Your selfie game is about to get a lot more poignant. Giphy, which has been called the “Google for GIFs,” launched a new iPhone app today (August 20) called Giphycam, which lets anyone turn any moment into a GIF.
On the surface, Giphy’s new app is a fun little tool to turn tweets, Facebook messages, and Tumblr posts into something a bit more interesting to watch. Like any good social app launching in 2015, it’s got its own unique filters and effects—including one that makes your GIFs look like they’re flying through space, one that makes everything look like 3D film, and one that for some reason, lets you dance with a cat brass band.
There’s something about the auto-playing, forever-looping nature of GIFs that makes them feel alive. They load pretty much everywhere on the web, and don’t take up as much space as a video would. Adam Leibsohn, Giphy’s chief operating officer, told Quartz that many users search for GIFs on his site to find “cultural tropes”—touchstones from movies, TV, and music that the sender thinks the user will get and that encapsulate a feeling better than words alone could. “The last piece of the puzzle that we were missing was a way for a user to insert themselves into that conversation,” Leibsohn said.
Leibsohn said the app is part of the company’s growing desire to become a media company, based on GIFs. Giphy has sealed deals with most major sports leagues and film houses, as well as artists, to create sanctioned GIFs for its site, and previously launched “Giphy TV”—a section of the site that lets users watch endless streams of GIFs.
The app is pretty easy to use: Open it up, point it at yourself or something you want to GIF, choose a filter, and press record. You can either make a GIF out of a burst of sequentially-captured stills, or from a video—though video GIFs will be much heavier files, making them harder to quickly share around the web. You can then share your creation to Apple’s Messages, Facebook Messenger, Twitter, Instagram, email, or save it.
Leibsohn called Giphycam ”the perfect selfie application,” which it may well prove to be, but Julie Logan, Giphy’s head of mobile, said the GIF does something photos alone can’t: “GIFs share the emotion of a moment—they’re the digital language of emotion.”

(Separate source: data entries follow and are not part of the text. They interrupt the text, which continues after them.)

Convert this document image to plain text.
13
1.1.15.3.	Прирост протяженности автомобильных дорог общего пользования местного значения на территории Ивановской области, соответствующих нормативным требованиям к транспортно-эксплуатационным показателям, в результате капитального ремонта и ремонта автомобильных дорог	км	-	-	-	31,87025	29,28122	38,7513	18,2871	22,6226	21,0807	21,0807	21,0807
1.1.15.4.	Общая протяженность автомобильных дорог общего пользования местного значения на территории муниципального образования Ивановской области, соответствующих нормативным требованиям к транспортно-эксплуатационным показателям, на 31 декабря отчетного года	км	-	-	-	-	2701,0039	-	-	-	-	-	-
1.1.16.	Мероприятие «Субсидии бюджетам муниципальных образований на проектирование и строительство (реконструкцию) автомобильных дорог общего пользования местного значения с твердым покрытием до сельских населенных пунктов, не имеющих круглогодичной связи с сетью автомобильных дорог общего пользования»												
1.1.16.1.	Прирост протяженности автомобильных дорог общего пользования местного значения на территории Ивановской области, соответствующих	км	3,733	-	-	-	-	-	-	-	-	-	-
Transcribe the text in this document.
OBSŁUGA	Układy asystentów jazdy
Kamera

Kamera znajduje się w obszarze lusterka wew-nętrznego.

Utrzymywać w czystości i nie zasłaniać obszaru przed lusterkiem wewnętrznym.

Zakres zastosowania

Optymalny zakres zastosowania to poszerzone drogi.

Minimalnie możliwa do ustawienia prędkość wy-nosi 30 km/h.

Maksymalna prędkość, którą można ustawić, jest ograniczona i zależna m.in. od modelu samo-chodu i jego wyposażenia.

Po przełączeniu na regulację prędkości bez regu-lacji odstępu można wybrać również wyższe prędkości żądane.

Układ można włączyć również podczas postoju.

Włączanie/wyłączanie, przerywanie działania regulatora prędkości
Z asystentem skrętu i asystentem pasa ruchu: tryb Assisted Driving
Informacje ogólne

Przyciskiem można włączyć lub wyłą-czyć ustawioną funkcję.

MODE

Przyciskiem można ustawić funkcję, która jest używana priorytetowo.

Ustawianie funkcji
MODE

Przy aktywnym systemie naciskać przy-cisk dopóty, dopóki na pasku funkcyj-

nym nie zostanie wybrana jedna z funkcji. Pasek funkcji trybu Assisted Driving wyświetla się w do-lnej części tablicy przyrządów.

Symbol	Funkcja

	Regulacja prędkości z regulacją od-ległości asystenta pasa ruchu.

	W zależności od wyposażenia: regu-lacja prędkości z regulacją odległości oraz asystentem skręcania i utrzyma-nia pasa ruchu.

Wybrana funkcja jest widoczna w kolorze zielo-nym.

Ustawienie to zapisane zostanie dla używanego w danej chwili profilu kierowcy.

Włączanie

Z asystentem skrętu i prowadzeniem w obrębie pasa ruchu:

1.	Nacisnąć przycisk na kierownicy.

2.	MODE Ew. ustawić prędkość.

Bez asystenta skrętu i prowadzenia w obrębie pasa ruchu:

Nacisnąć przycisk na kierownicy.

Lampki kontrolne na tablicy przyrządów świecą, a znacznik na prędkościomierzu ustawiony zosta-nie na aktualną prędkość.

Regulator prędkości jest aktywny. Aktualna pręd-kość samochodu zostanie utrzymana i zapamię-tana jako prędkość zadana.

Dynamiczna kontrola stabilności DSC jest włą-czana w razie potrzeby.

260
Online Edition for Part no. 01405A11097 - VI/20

As I played with the app more, I found I was using it just as often to take silly selfies and GIFs of my surroundings as I was to take quick animated shots of more intimate moments. These GIFs might get shared at some point over email, but they’re not about the quick hits, they’re not the Snapchat or Instagram bragging “look-at-me-I-lead-such-an-interesting-life” photos. They’re personal. In just a couple weeks of using the app, I got some shots of my new baby cousin laughing, my sister hugging my dad, my mom waving at me, and a perfectly timed GIF of a friend walking into my apartment as I started showing the app to my roommate.
They’re small moments that capture the personalities of people I care about in ways that a still photo wouldn’t. I saved almost all the GIFs I created through the app, and although the iPhone doesn’t animate GIFs in the Photos app, I forgot that all my photos are automatically uploaded to Google Photos. As I scrolled through my photos, the GIFs spring to life, and I feel a bit like I’m looking at whatever magic controlled Harry Potter’s photo albums. I get the feeling that I’m going to scroll though these for years to come, and I hope those digital photo frames start to get cheaper. Family portraits will never be the same.
Giphycam may well end up being successful just because it’s fun to use, like Vine, Snapchat, or any other app that lets you share quick personal moments. Logan suggested people will share GIFs of the same things we generally share on the internet—”cats, dogs, their kids, their new outfits”—but looking back at old GIFs might give them a glimpse of their past selves. ”Personality changes as you grow,” Logan said. “You might not’ve remembered you always used to smirk a certain way.”
There’s no guarantee that Giphycam won’t be a flash in the pan (there are other apps also trying to GIF the world) or that the 28-year-old file extension will continue to be the internet’s animated file of choice (some image hosting sites are moving away from it). But the team at Giphy are bullish on the power of the GIF, as are its backers who have pumped almost $24 million into it through two fundraising rounds. Logan thinks we’ll soon use GIFs like we’d quote a song lyric or a piece of poetry.
“There’s an eloquence to using professional content, but there’s a real power to using your own words, even if you stumble with it, you try to find the right thing,” Logan said. “It might not be the most perfect way of saying it, but in that moment, and with those people, it has far more power. GIFs are going to enter that similar space.”